El vigilante aún sigue hablando por la radio. Un matrimonio de turistas asoma en el vestíbulo y tratan de convencer al guardia para que les haga una foto. Sonrío cuando le piden que les saque un par de ellas más y le mueven de su posición. Me cuelo por la puerta, dejándola encajada como puedo y, a continuación, bajo los escalones de la bodega. Menos mal que se ve algo por el resplandor de los pilotos de la luz de emergencia porque la escalera es antigua, de madera y empinada como un tobogán. Abajo, veo un interruptor y lo acciono. Una fila de fluorescentes se enciende siguiendo el punto más alto de un techo en medio arco. Unas cuantas estanterías con anaqueles para botellas quedan iluminadas. Necesito cerrar la puerta de nuevo.

Doy de nuevo gracias a mi suerte cuando distingo en un rincón un viejo banco de trabajo con varias herramientas expuestas. Compruebo de un rápido vistazo que no hay mucho útil allí, salvo quizás un delgado cincel medio oxidado. Lo atrapo y subo en silencio las crujientes escaleras de madera. Si puedo colar la punta del cincel bajo la puerta… ¡Por Belcebú! El cincel encaja bien cuando empujo con fuerza. Muevo la cuña de metal para dejar el otro extremo apoyado contra la piedra del vano de la puerta. Una buena patada encaja firmemente el cincel, dejando la puerta bien cerrada. Respiro con alivio. Ahora, sólo me queda esperar.

Tras apagar las luces, me siento en el suelo. Estoy tentado de abrir una botella de vino para matar el tiempo pero desecho la idea. No creo que soportara la tentación de emborracharme. Debo estar sereno y atento si quiero que este asunto salga bien. Unas voces tenues llegan hasta la bodega. Provienen del conducto de aire que recoge retazos de conversaciones de los turistas más cercanos a las rejillas. Me divierto poniéndole caras a esas voces o inventándome pérfidas historias sobre ellas.

Debe de ser la hora del almuerzo cuando escucho otras voces después de un par de horas de silencio. Por la conversación, deben de ser dos vigilantes. Me entero que esperan otro grupo de turistas sobre las cuatro. Joder, tengo hambre… No hambre de pecados sino de la humana; no he comido nada desde que llegué a Shreveport. Toca aguantarse.

Escucho llegar a los turistas un buen rato después. De nuevo, tengo hilos de conversación para pasar el rato, al menos durante los cuarenta minutos que dura la visita. Después, vuelvo a escuchar otros guardias disponiendo una revisión visual del museo antes de cerrar las puertas. En el silencio de la bodega, puedo escuchar puertas que se cierran. Una voz me sobresalta. Se encuentra delante de la puerta de la bodega. Una mano acciona el pomo y como la puerta no cede, el vigilante cree que sigue cerrada.

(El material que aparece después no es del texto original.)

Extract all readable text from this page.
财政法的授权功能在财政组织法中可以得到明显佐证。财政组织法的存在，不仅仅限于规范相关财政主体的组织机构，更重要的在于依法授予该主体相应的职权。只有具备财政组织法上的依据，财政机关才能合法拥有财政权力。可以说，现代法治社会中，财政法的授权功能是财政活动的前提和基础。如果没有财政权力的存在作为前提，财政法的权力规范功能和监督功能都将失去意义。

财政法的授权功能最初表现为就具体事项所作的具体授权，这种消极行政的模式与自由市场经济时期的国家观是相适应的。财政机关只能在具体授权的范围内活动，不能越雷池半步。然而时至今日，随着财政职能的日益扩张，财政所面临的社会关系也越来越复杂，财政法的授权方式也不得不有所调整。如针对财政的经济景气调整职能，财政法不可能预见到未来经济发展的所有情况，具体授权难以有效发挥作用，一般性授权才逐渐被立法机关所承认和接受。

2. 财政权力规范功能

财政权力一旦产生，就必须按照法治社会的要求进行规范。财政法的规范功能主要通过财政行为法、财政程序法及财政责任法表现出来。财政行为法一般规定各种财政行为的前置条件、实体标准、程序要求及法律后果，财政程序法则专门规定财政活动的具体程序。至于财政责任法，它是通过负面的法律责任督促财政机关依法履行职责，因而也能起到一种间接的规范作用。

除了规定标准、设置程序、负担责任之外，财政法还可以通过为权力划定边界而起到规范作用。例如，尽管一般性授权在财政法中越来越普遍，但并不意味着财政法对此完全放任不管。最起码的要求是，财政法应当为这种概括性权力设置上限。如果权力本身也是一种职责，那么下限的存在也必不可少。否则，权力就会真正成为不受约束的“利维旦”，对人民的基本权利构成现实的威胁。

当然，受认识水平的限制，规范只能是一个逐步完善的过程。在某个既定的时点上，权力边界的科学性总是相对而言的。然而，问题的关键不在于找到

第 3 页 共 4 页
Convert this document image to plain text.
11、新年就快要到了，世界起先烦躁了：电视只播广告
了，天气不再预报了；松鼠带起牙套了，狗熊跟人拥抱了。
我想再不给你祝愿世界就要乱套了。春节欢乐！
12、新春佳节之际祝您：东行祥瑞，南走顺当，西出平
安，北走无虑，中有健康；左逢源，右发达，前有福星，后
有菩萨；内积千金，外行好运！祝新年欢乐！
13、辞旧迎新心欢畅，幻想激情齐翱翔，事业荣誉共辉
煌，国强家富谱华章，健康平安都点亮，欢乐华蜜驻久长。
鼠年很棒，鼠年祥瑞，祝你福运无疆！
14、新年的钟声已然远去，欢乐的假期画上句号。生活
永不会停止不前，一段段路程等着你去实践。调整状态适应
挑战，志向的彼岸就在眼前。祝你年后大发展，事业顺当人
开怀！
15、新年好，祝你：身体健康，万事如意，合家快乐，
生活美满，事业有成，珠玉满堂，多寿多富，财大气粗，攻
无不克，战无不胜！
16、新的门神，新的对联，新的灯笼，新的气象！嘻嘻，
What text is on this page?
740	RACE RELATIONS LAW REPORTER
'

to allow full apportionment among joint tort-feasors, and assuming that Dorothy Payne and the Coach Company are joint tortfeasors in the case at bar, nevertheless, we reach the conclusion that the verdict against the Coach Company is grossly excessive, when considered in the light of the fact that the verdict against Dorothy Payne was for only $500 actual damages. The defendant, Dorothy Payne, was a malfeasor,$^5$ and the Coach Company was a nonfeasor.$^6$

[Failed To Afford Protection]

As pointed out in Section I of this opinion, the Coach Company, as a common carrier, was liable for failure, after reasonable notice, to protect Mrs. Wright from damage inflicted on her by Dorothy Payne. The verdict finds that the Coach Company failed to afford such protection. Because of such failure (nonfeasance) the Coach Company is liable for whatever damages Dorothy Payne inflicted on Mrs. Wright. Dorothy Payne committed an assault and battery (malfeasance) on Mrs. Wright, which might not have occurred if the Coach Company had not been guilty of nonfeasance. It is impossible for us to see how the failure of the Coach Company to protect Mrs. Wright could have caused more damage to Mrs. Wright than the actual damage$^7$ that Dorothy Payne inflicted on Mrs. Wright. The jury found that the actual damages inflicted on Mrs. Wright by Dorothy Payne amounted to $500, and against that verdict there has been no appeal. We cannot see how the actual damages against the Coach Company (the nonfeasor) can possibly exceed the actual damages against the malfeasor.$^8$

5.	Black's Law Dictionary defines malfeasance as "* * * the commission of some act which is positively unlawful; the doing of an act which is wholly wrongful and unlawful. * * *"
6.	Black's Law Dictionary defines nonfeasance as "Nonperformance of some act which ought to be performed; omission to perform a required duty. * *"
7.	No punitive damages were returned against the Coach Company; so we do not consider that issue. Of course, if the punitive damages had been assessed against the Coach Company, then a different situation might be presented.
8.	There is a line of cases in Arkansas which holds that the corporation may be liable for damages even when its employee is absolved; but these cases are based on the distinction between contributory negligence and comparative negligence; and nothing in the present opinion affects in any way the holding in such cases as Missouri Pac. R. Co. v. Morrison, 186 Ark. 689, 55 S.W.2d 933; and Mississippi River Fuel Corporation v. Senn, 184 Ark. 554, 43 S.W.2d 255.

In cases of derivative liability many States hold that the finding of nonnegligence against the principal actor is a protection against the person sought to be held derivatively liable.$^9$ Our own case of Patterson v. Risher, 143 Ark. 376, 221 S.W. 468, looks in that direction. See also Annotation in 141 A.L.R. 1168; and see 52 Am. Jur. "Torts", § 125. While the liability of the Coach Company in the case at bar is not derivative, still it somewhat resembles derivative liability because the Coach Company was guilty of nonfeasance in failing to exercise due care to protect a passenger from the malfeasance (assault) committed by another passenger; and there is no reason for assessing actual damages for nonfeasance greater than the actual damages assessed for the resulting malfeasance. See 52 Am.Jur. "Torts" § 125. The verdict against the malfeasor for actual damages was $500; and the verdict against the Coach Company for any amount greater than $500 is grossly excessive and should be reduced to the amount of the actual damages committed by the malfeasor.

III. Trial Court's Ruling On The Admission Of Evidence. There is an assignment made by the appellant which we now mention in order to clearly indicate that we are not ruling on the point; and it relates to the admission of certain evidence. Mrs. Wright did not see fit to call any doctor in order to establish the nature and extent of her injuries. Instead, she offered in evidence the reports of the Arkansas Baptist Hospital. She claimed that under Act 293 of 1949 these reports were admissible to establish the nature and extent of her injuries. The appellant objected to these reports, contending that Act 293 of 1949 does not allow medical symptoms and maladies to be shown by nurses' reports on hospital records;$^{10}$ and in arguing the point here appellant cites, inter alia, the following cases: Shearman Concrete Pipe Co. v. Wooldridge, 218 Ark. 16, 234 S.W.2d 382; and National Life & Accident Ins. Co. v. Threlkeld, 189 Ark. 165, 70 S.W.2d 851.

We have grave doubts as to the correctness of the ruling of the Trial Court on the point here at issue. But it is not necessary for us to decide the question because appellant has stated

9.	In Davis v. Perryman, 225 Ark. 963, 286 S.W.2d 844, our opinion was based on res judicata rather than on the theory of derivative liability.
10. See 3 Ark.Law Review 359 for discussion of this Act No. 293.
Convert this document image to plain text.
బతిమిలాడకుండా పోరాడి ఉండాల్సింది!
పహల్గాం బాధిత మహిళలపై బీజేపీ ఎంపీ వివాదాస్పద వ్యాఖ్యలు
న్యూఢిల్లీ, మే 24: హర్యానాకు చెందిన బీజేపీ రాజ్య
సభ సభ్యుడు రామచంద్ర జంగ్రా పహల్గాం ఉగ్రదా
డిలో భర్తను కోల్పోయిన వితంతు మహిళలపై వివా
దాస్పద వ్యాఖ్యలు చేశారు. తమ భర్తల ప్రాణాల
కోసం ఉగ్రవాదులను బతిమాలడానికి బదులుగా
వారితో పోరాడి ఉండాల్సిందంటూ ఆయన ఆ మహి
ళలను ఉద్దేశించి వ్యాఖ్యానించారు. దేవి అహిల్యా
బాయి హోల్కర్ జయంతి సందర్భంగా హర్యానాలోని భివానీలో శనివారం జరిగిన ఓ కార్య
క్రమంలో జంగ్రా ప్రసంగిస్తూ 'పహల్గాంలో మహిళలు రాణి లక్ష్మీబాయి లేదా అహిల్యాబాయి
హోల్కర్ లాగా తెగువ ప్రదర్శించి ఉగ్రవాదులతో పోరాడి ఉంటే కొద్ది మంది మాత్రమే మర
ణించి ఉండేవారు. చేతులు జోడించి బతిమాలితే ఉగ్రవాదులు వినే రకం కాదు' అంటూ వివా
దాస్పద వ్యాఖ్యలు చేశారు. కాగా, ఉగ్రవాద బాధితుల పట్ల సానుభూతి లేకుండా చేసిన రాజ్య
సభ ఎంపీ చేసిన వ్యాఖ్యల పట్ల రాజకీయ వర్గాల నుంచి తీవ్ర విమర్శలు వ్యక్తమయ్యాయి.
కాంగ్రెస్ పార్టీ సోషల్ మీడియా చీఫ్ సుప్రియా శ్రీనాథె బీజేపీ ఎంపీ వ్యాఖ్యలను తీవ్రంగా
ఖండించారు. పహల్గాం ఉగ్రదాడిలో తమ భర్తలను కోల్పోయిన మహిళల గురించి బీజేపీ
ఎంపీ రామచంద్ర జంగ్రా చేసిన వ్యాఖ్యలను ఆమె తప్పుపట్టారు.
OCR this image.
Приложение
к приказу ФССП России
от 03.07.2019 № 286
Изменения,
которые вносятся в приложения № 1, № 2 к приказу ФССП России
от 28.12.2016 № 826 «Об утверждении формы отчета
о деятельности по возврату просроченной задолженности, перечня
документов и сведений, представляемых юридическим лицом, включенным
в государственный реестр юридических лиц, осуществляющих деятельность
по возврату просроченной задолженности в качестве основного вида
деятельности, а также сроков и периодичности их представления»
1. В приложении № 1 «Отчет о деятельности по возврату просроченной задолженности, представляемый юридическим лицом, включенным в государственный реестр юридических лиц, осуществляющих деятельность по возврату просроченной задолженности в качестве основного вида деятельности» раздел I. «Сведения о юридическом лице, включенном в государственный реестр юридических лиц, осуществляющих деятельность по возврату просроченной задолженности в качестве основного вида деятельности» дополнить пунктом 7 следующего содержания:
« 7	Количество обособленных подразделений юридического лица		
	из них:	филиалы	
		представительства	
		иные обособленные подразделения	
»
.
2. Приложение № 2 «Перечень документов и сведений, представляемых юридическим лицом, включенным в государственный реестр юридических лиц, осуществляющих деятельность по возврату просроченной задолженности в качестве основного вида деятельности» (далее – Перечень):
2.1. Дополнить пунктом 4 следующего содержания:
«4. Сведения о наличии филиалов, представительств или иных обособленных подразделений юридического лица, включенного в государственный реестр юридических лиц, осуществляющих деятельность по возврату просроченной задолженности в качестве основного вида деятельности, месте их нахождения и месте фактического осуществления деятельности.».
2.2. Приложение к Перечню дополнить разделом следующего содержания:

---Aquí abajo todo bien. Voy a cerrar la puerta de entrada. ¿Conecto las cámaras del interior? –pregunta el vigilante.

---No, es sábado y ya sabes lo que pasa los sábados –responde otra voz desde un poco más lejos.

---Sí… que el jefe recibe visita –se regodea el vigilante, alejándose de la puerta. –No queremos que sus jueguitos se queden grabados…

Vaya, eso no me lo esperaba. Simplifica algo mi incursión si no hay detectores activados en el interior de la mansión. Siempre se puede contar con el vicio humano, me digo con una tenue sonrisa. Ya veremos qué juegos prefiere el señor Culler…

Creo que me he quedado dormido en algún momento tras el cierre del museo porque he babeado mi camisa. Enciendo el móvil para ver la hora. Las 22:43… ¡Por las pelotas escamosas de mi padre! ¡No es que haya dado una cabezada, sino que he dormido profundamente cuatro horas! El conducto de aire me trae unas risas femeninas. Bueno, parece que ha llegado el momento de moverme.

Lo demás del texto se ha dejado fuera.